Sen. Lisa Murkowski and Rep. Don Young used the appearance of the commanding officer of the U.S. Coast Guard cutter Healy in the Capitol on Tuesday to renew a familiar theme, pleading for a bigger Arctic presence.

"The Coast Guard are those every-day heroes … plucking our fisherman out of the sea," Murkowski said. "They are the men and women who are making sure our fisheries are enforced."

The Healy guided the Russian fuel tanker Renda to Nome with an emergency delivery of fuel oil and gasoline when the Northwest Alaska town, where the Iditarod Trail Sled Dog Race ends each March, was deeply encased by sea ice.

"It is crucially important to remember America is not only a maritime nation -- we are an Arctic nation," Young said. "As the sea ice continues to thaw and the amount of vessel traffic in the Arctic increases, the Coast Guard's role will continue to grow. Our investment must not and cannot stop at just icebreakers. Continued investments such as a deep-water port, additional shore infrastructure and communications facilities must be priorities of Congress."

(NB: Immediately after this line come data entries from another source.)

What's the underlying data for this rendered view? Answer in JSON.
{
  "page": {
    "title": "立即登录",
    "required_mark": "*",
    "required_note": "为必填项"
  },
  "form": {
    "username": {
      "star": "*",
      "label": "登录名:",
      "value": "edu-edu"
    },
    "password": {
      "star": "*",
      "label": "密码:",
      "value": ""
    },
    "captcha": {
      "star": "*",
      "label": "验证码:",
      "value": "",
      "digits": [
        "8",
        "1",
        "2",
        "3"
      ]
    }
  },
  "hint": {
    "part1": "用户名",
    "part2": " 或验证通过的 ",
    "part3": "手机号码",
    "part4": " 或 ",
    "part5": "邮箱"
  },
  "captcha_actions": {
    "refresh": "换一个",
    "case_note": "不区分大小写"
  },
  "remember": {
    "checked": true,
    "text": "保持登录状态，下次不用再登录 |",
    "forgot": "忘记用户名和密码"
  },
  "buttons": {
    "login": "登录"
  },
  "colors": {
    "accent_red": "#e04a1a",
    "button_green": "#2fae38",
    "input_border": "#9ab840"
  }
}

Coast Guard Capt. Beverly Havlik recalled that after November's massive storm battered Alaska's west coast and cancelled a scheduled fuel delivery to Nome "the bottom dropped out of the thermometer" -- leading to the "unprecedented undertaking" of the Healy guiding the Renda.

"This was a first for us," Havlik said, "for this ship particularly."

On Wednesday, the Arctic goals of the U.S. Coast Guard will be discussed further during a U.S. Senate Homeland Security Appropriations Subcommittee hearing.